Ineos Group and Engie have announced a pilot project to replace natural gas with hydrogen at INEOS' industrial plant in Antwerp, Belgium. Hydrogen will be fired in a commercial-scale gas turbine cogeneration plant currently generating electricity and heat from natural gas. Initially, 10% of the gas feed will be replaced by hydrogen. If this goes well the feed will be increased to 20%. The intention is to demonstrate the potential for converting existing installations to hydrogen as a springboard for further industrial up-scaling.

This is the first time that such tests have been carried out on an industrial scale in Belgium. The CHP plant at the Ineos Phenol site in Doel, one of the first to be built in Belgium, is said to have the ideal profile for carrying out this test.

Hydrogen is expected to become an important link in the transition towards climate-neutral energy across society. One possible evolution in the coming decades is the gradual replacement of natural gas by hydrogen and in time ‘green hydrogen’ generated from renewable energy via electrolysis. 

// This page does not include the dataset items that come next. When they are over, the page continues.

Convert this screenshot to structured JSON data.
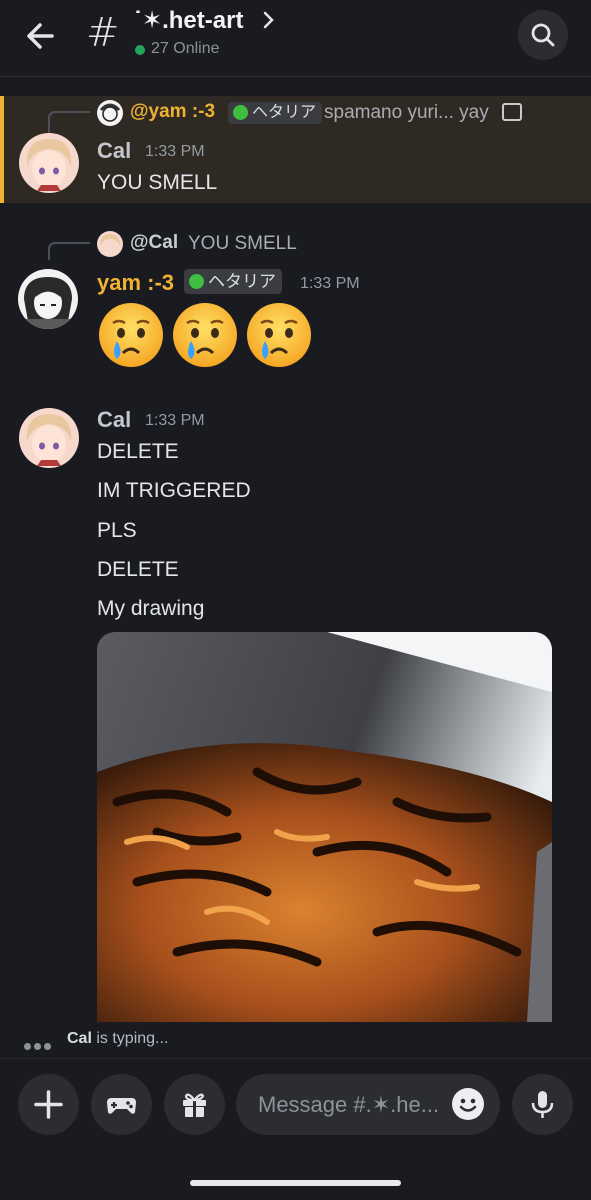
{
  "header": {
    "channel_name": "˙✶.het-art",
    "online": "27 Online"
  },
  "messages": [
    {
      "reply": {
        "name": "@yam :-3",
        "tag": "ヘタリア",
        "preview": "spamano yuri... yay"
      },
      "author": "Cal",
      "time": "1:33 PM",
      "lines": [
        "YOU SMELL"
      ]
    },
    {
      "reply": {
        "name": "@Cal",
        "preview": "YOU SMELL"
      },
      "author": "yam :-3",
      "tag": "ヘタリア",
      "time": "1:33 PM",
      "emoji": [
        "😢",
        "😢",
        "😢"
      ]
    },
    {
      "author": "Cal",
      "time": "1:33 PM",
      "lines": [
        "DELETE",
        "IM TRIGGERED",
        "PLS",
        "DELETE",
        "My drawing"
      ]
    }
  ],
  "typing": {
    "name": "Cal",
    "text": " is typing..."
  },
  "composer": {
    "placeholder": "Message #.✶.he..."
  },
  "icons": [
    "back-arrow-icon",
    "hash-icon",
    "chevron-right-icon",
    "search-icon",
    "image-icon",
    "plus-icon",
    "gamepad-icon",
    "gift-icon",
    "smile-icon",
    "microphone-icon"
  ],
  "colors": {
    "accent_gold": "#f0b232",
    "online_green": "#23a55a",
    "background": "#1a1b20"
  }
}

Engie is responsible for the design, installation and operation of the technology at the Ineos site. Ineos Phenol has experience in handling hydrogen as a raw material for its production processes and also has the necessary permits for the hydrogen project. The commercial scale project will also play a pioneering role in the energy transition of the chemical industry. This practical exploration is expected to provide both partners with valuable insights and data in the use of hydrogen in industrial facilities such as monitoring efficiency and measuring emissions during combustion, which is essential in the development of a next generation of burners.

• Engie and Ineos are also joining forces in a ‘Power-to-Methanol’ project in the port of Antwerp. Both companies sit on the consortium with other partners to produce green methanol by re-using captured CO₂ in combination with sustainably generated hydrogen. Inovyn, an Ineos business, will operate this demonstration  plant at the Lillo site.

The initiative is part of the roadmap that Ineos defined at the end of last year for its Antwerp sites to become climate neutral by 2050 and to reduce emissions by 55% by 2030 compared to 1990. The roadmap consists of a combination of measures such as the reuse of hydrogen and CO₂, further investments in electrification, the switch to recycled or bio-based raw materials where possible, and the use of 'green heat' and renewable energy. To this end, last year Ineos concluded two major contracts for the purchase of offshore wind energy, including the largest Belgian industrial contract ever with Engie.

Hans Casier, CEO of Ineos Phenol: "Today, Ineos already produces 300 000 tons of hydrogen on an annual basis as a 'co-product' of its chemical processes. This hydrogen is largely used as a low-carbon fuel and as a raw material in its own production processes so that fewer fossil raw materials have to be used. INEOS recently started a new business activity that focuses on the development of 'clean hydrogen capacity'. For this, Ineos can rely on the expertise of Inovyn, which, as a chlorine and PVC producer within the group, specialises in electrolysis, an important technology for producing hydrogen."